この日リョウイチが担当するのは通信本部だった。通信本部はライトベルク全体のありとあらゆる情報の中枢をなす場所である。関所からの連絡もそうだし、もし敵が現れた場合見張り番からの連絡も入る。さらに各部隊への指示を出す際の拠点でもある。様々な情報を同時に扱うことを考えて、今現在本部にはリョウイチとレイアを含め7人がいた。しかし、5人で回るような通信しかなかったためにリョウイチとレイアは特にすることが無かった。
しばらく静かにしていたレイアだったが、ふと思い出したように疑問が浮かんだ。聞くかどうか迷ったが、今なら大丈夫だろうと判断し口を開いた。

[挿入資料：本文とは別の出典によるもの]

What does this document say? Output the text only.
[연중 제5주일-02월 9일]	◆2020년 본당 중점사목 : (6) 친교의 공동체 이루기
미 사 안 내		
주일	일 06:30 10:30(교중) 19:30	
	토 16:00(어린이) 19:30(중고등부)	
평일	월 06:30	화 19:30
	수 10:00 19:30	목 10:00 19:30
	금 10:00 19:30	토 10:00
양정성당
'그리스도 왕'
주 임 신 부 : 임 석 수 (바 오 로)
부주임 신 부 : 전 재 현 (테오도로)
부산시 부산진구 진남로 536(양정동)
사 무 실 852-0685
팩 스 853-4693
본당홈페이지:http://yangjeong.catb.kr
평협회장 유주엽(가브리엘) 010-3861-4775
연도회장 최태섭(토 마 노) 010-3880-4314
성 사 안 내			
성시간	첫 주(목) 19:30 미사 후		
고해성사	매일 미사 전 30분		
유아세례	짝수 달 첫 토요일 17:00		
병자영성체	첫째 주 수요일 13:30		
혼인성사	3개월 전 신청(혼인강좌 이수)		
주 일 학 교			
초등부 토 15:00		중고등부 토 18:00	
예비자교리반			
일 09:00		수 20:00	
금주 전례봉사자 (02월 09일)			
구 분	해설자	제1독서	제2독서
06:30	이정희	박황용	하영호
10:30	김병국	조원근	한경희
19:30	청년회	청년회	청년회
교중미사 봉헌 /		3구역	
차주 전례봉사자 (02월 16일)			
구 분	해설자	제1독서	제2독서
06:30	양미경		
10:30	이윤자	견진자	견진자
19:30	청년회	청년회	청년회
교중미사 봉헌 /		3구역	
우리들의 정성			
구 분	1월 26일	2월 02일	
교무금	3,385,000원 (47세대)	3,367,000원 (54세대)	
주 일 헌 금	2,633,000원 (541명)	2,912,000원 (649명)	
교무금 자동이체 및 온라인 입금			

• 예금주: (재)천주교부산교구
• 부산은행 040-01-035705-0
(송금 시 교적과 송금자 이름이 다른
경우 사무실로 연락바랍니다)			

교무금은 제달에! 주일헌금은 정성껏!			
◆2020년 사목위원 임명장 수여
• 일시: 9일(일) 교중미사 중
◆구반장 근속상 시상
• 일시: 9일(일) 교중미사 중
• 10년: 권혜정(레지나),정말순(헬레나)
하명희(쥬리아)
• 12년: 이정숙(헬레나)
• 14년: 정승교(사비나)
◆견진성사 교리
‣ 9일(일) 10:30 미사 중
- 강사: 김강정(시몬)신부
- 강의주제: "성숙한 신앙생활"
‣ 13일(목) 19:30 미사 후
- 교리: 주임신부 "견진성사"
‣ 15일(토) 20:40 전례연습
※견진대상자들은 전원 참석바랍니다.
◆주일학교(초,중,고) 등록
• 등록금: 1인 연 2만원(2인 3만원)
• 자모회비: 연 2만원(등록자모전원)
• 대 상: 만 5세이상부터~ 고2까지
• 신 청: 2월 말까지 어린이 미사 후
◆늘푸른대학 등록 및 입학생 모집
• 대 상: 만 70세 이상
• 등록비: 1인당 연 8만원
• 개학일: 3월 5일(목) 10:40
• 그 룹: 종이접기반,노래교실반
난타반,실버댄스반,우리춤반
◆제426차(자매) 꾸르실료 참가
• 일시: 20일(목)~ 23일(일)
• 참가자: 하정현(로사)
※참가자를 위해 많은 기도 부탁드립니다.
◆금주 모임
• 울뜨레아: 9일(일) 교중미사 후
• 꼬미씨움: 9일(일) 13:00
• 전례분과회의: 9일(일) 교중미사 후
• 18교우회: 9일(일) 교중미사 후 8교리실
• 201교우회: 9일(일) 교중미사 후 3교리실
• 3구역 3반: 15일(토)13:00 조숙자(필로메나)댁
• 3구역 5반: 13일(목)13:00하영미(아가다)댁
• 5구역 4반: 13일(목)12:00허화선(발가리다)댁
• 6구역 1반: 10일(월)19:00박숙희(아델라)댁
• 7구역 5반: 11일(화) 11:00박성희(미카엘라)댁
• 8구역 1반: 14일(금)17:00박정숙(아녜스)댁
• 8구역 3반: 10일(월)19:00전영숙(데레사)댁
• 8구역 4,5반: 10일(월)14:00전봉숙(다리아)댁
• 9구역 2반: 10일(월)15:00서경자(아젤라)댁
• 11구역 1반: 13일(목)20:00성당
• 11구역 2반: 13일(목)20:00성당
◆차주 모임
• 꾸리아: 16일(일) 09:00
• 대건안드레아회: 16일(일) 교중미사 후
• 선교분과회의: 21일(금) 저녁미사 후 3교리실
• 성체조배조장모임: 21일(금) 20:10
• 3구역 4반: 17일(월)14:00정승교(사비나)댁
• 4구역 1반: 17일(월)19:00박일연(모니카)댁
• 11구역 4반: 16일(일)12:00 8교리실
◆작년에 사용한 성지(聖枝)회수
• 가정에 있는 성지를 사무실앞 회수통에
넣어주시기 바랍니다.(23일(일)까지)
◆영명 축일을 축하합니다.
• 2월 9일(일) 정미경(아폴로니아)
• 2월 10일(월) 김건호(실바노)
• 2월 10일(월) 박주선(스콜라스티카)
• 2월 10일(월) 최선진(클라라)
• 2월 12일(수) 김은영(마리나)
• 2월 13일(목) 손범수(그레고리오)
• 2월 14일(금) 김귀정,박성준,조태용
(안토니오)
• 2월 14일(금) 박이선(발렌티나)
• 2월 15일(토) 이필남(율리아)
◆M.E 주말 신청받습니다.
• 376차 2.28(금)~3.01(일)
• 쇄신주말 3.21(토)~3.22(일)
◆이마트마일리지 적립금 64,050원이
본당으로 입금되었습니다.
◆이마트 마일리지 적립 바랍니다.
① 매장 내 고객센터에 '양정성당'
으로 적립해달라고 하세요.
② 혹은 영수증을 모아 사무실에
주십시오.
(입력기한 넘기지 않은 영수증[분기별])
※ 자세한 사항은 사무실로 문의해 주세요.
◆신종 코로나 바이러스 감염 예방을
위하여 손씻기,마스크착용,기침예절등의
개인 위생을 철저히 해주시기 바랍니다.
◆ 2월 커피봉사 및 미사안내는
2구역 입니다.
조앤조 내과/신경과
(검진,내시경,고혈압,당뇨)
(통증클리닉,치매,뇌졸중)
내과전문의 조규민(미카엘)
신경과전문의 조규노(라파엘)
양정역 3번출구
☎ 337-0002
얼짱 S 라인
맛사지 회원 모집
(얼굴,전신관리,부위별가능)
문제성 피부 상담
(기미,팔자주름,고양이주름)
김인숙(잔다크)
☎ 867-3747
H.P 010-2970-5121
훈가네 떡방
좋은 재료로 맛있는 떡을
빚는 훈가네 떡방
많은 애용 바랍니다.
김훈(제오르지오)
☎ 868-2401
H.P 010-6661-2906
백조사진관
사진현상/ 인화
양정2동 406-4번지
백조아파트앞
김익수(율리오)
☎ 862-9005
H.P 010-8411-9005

「失礼ですが、いつも私を補佐役に任じるのは何故ですか? 職権乱用の嫌がらせか何かですか? それとも身近に置いておいて口説きやすくするためですか?」
「いや、それは無い。別に私は女性全員口説き落とさないと気が済まないなんていうこともないし、嫌がらせでもないが……まあ、君に任すのが一番楽だから、かな」
「楽? じゃあいつも仕事に手を抜いていらっしゃると?」
「そうじゃない、仕事は真面目にやってるさ。軍に関わる重要なことなんだから。どんな場であっても女性がいればある程度穏やかに話が進められる。だから補佐役はいつも女性に頼むんだが……ほとんどの女性から、猛烈なアピール攻撃を受ける羽目になるんだよ」
「あら、ハーレムですか、良かったですね」
レイアの言葉が鋭さを増した。リョウイチは眉をハの字にして首を横に振った。
「勘弁してくれ。過去に軍属の女性と付き合ったことがあるんだが……別の女性と話していただけで殺されそうになってね。それ以来、傭兵も含めて軍の人間とは付き合わないようにしてるんだ」
「なら、口説くのを止めるか、大佐を嫌っている方を補佐にするか、男性を補佐にするか、ですね」
「口説いて本性を暴くのは間諜対策で絶対必要。男ばかりの会議はむさ苦しくて相手を不快にさせるだけだから駄目だな。私を好いていない女性はいいんだが、きちんと処理能力を持つ者でないと務まらない。そういう訳で、私に好意が無く、実力と処理能力を持つ君が最適なわけだ」
その説明に釈然としないレイアだったが、それ以上何かあるわけでもなかったので分かりましたと言って引き下がった。とその時、本部にある『通信カード』の1つが光を放った。カードに浮かび上がってきた通信相手の名前を見て、兵士の1人が声を上げた。
「た、大佐!! 『獅子のねぐら』からです!!」
「なっ、貸せ!!」
読んでいた本を投げ飛ばし、ひったくるように『通信カード』を手に取るリョウイチ。通信手段は念話のためわざわざ口に出す必要はないのだが、軍の規則を守り、リョウイチは台詞を口に出していた。
「こちら軍本部です」
「……了解しました。至急増援を……どうせもう海賊のとこでしょう? 貴女も大変ですね、連絡役押し付けられて」
「頭が下がります」
「え、あ、ちょっ……ああ、切れた。たく、あの人もあの人だよ」
そう言って『通信カード』を元の場所に戻すリョウイチ。しかし左手にまた別のカードを持って通信を始めた。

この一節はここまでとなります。